Cons: Hard drive is slow, low capacity, and used. Works well as a doorstop. Some cosmetic damage but meh, it is B-grade. Came in a big box, but without much padding/protection.
Overall Review: You're going to want to crack this thing open and give it a good once-over before proceeding. You may discover an unsecured hard drive or some obnoxious stickers covering the rear ventilation. I added 4 GB of RAM, tossed the hard drive for an SSD, and replaced the CMOS battery as well. With that done, you will have a very decent workstation or general purpose PC at low cost. There's room for the SSD in the floppy drive bay if you really want to keep the doorstop as a storage/recovery drive. There's an extra SATA power plug for it too, but you'll need to grab a SATA cable. Buy cheap SATA cables from Coboc here on newegg. Don't buy expensive SATA cables.

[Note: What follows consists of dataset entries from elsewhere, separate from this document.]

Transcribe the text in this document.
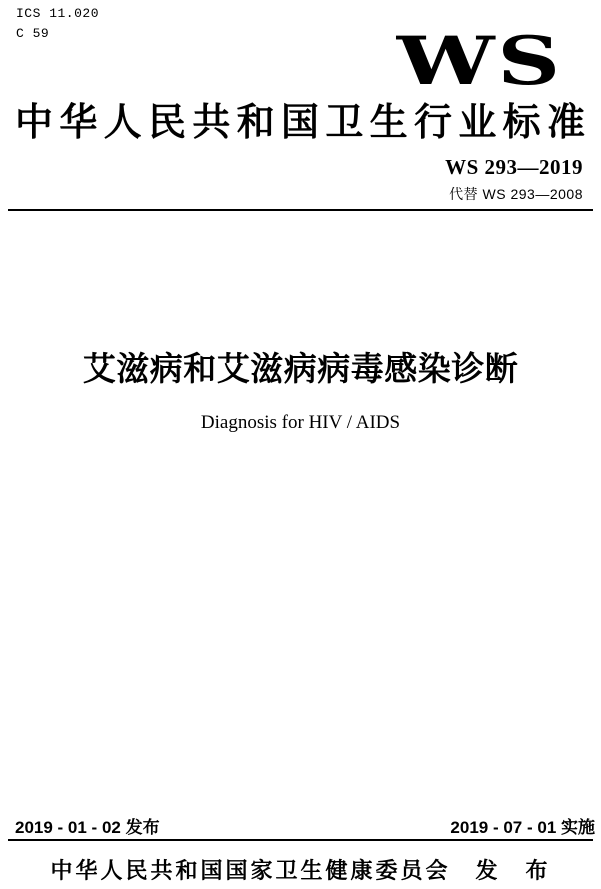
ICS 11.020
C 59	WS
中华人民共和国卫生行业标准
WS 293—2019
代替 WS 293—2008
艾滋病和艾滋病病毒感染诊断
Diagnosis for HIV / AIDS
2019 - 01 - 02 发布	2019 - 07 - 01 实施
中华人民共和国国家卫生健康委员会　发　布
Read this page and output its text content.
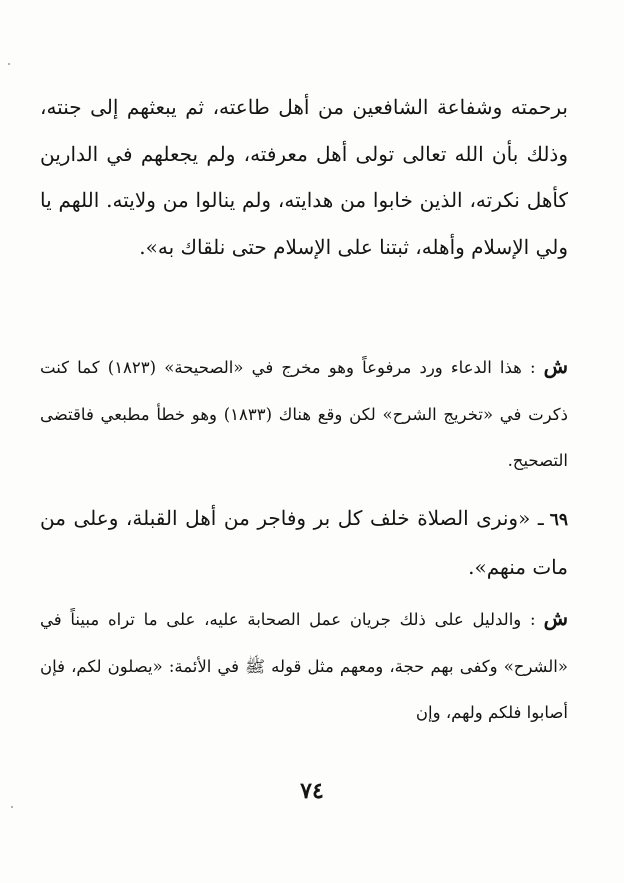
برحمته وشفاعة الشافعين من أهل طاعته، ثم يبعثهم إلى جنته، وذلك بأن الله تعالى تولى أهل معرفته، ولم يجعلهم في الدارين كأهل نكرته، الذين خابوا من هدايته، ولم ينالوا من ولايته. اللهم يا ولي الإسلام وأهله، ثبتنا على الإسلام حتى نلقاك به».

ش: هذا الدعاء ورد مرفوعاً وهو مخرج في «الصحيحة» (١٨٢٣) كما كنت ذكرت في «تخريج الشرح» لكن وقع هناك (١٨٣٣) وهو خطأ مطبعي فاقتضى التصحيح.

٦٩ـ «ونرى الصلاة خلف كل بر وفاجر من أهل القبلة، وعلى من مات منهم».

ش: والدليل على ذلك جريان عمل الصحابة عليه، على ما تراه مبيناً في «الشرح» وكفى بهم حجة، ومعهم مثل قوله ﷺ في الأئمة: «يصلون لكم، فإن أصابوا فلكم ولهم، وإن

٧٤
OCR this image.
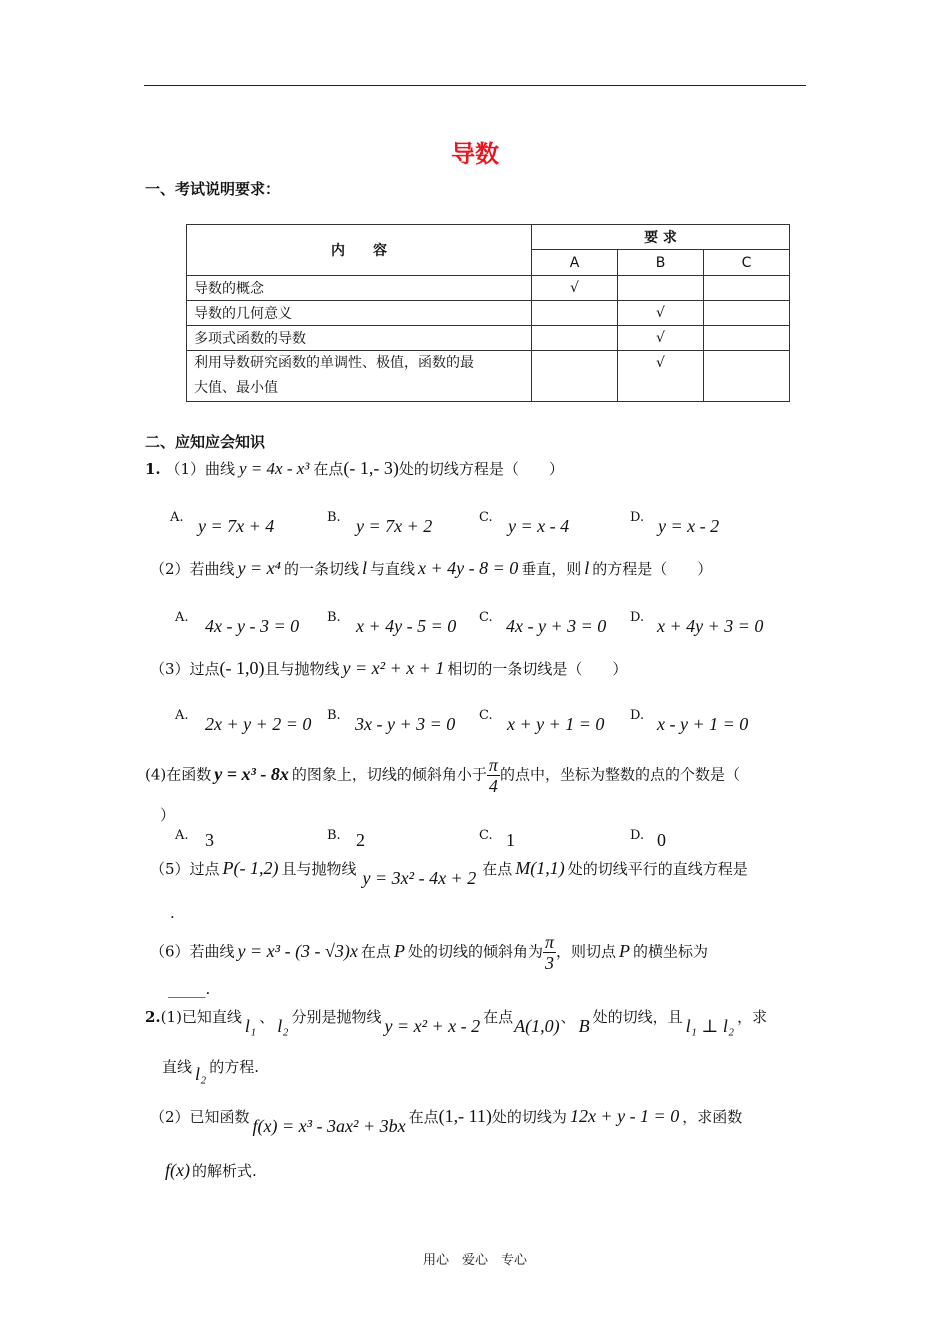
导数
一、考试说明要求：
内　　容	要 求		
	A	B	C
导数的概念	√		
导数的几何意义		√	
多项式函数的导数		√	
利用导数研究函数的单调性、极值，函数的最
大值、最小值		√	
二、应知应会知识
1. （1）曲线 y = 4x - x³ 在点(- 1,- 3)处的切线方程是（　　）
A. y = 7x + 4	B. y = 7x + 2	C. y = x - 4	D. y = x - 2
（2）若曲线 y = x⁴ 的一条切线 l 与直线 x + 4y - 8 = 0 垂直，则 l 的方程是（　　）
A. 4x - y - 3 = 0 B. x + 4y - 5 = 0 C. 4x - y + 3 = 0 D. x + 4y + 3 = 0
（3）过点(- 1,0)且与抛物线 y = x² + x + 1 相切的一条切线是（　　）
A. 2x + y + 2 = 0 B. 3x - y + 3 = 0 C. x + y + 1 = 0 D. x - y + 1 = 0
(4)在函数 y = x³ - 8x 的图象上，切线的倾斜角小于 $\frac{\pi}{4}$ 的点中，坐标为整数的点的个数是（
）
A. 3	B. 2	C. 1	D. 0
（5）过点 P(- 1,2) 且与抛物线 y = 3x² - 4x + 2 在点 M(1,1) 处的切线平行的直线方程是
.
（6）若曲线 y = x³ - (3 - √3)x 在点 P 处的切线的倾斜角为 $\frac{\pi}{3}$ ，则切点 P 的横坐标为
_____.
2.(1)已知直线 l₁ 、 l₂ 分别是抛物线 y = x² + x - 2 在点A(1,0)、 B 处的切线，且 l₁ ⊥ l₂ ，求
直线 l₂ 的方程.
（2）已知函数 f(x) = x³ - 3ax² + 3bx 在点(1,- 11)处的切线为 12x + y - 1 = 0 ，求函数
f(x) 的解析式.
用心　爱心　专心
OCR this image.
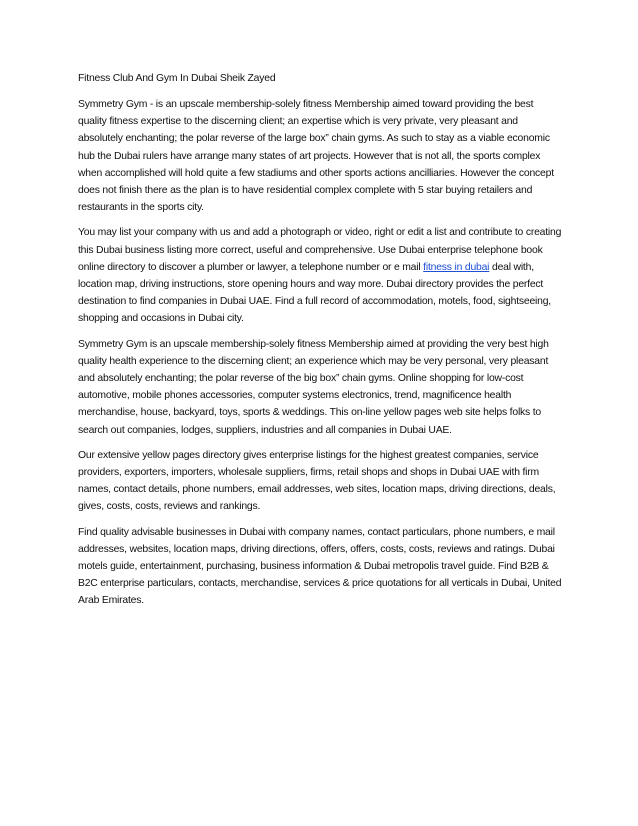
Fitness Club And Gym In Dubai Sheik Zayed

Symmetry Gym - is an upscale membership-solely fitness Membership aimed toward providing the best quality fitness expertise to the discerning client; an expertise which is very private, very pleasant and absolutely enchanting; the polar reverse of the large box” chain gyms. As such to stay as a viable economic hub the Dubai rulers have arrange many states of art projects. However that is not all, the sports complex when accomplished will hold quite a few stadiums and other sports actions ancilliaries. However the concept does not finish there as the plan is to have residential complex complete with 5 star buying retailers and restaurants in the sports city.

You may list your company with us and add a photograph or video, right or edit a list and contribute to creating this Dubai business listing more correct, useful and comprehensive. Use Dubai enterprise telephone book online directory to discover a plumber or lawyer, a telephone number or e mail fitness in dubai deal with, location map, driving instructions, store opening hours and way more. Dubai directory provides the perfect destination to find companies in Dubai UAE. Find a full record of accommodation, motels, food, sightseeing, shopping and occasions in Dubai city.

Symmetry Gym is an upscale membership-solely fitness Membership aimed at providing the very best high quality health experience to the discerning client; an experience which may be very personal, very pleasant and absolutely enchanting; the polar reverse of the big box” chain gyms. Online shopping for low-cost automotive, mobile phones accessories, computer systems electronics, trend, magnificence health merchandise, house, backyard, toys, sports & weddings. This on-line yellow pages web site helps folks to search out companies, lodges, suppliers, industries and all companies in Dubai UAE.

Our extensive yellow pages directory gives enterprise listings for the highest greatest companies, service providers, exporters, importers, wholesale suppliers, firms, retail shops and shops in Dubai UAE with firm names, contact details, phone numbers, email addresses, web sites, location maps, driving directions, deals, gives, costs, costs, reviews and rankings.

Find quality advisable businesses in Dubai with company names, contact particulars, phone numbers, e mail addresses, websites, location maps, driving directions, offers, offers, costs, costs, reviews and ratings. Dubai motels guide, entertainment, purchasing, business information & Dubai metropolis travel guide. Find B2B & B2C enterprise particulars, contacts, merchandise, services & price quotations for all verticals in Dubai, United Arab Emirates.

ASRock Mini-ITX Ryzen Goodness
Pros: Decent VRM for a mini-itx. Great BIOS with overclocking options for days. No RAM compatibility issues + easy overclock with XMP profile. More than a couple fan headers. Board layout is sensible making building a breeze. BIOS update was simple and ASRock keeps up with AGESA.
Cons: Could use a few more USB 3.0 or 3.1 ports.
Overall Review: The only real difference between this board and the AB350 variant is the Wifi module that comes with this board has a higher max throughput and a nicer antenna. If you don't plan to literally saturate your entire broadband connection over Wifi, then just get the AB350 and put the rest toward overpriced RAM or a GPU. A mini-itx board doesn't have the real-estate to take full advantage of the X370 chipset anyway unless you're going for bifurcation in which case you do what you do, bro. It would have been nice to see one of the HDMI ports replaced by two USB 3.1 Gen 2 ports and maybe a display port stacked on top of the other HDMI port. I'm hard pressed to knock an egg off for that though since the board is quite solid as is and it's not like the I/O is a secret. The price is a bit steep, but I knew that going in and only got the X370 version because the AB350 was out of stock at the time (months ago).
Does the job.
Pros: Works well, reasonably priced. Metallic finish, seems sturdy. Drivers installed automatically with no issues on Win10.
Cons: Only USB 3.1 Gen 1, not Gen 2. I wish the cord was a bit longer or came with an optional extension. Obviously meant for a portable device.
Overall Review: This device is only USB 3.1 Gen 1, which maxes out at 5GBps. I could not find a hub for USB 3.1 Gen 2, so get on that, WavLink!
Ryzen Rules
Pros: Easily the best CPU I have ever owned. Unbelievable amounts of power at a reasonable price. So why are you even reading reviews on this chip? You already know this chip blows away the overpriced and underperforming chips from Intel in the same categories. You already know this is an 8 core 16 thread chip with IPC on par with Haswell at a fraction of the price. You already know you can overclock this bad boy to 3.6GHz with no voltage increase or 3.8GHz with a slight voltage bump. You already know it doesn't have a useless iGPU tacked on like some other brands insist on doing... So the only reason you're here is because you can't decide between the 1700, 1700X or 1800X. Well my friend, that's easy, get the 1700. The other two are quite literally the same chip, assumedly binned and clocked a bit higher, but at a much higher price. Not worth it. Bump up the multiplier on this chip to 3600 in BIOS and you're done. Mine has been running at 80% load at 3.6GHz at stock voltage for four weeks straight while plotting 128TB worth of hard drives to mine Burstcoin with. No issues. 100% stable.
Cons: Hahahaha! Cons? What?
Overall Review: If you need an excuse to buy this processor, then look into mining Burstcoin. That was my excuse. I have no regrets.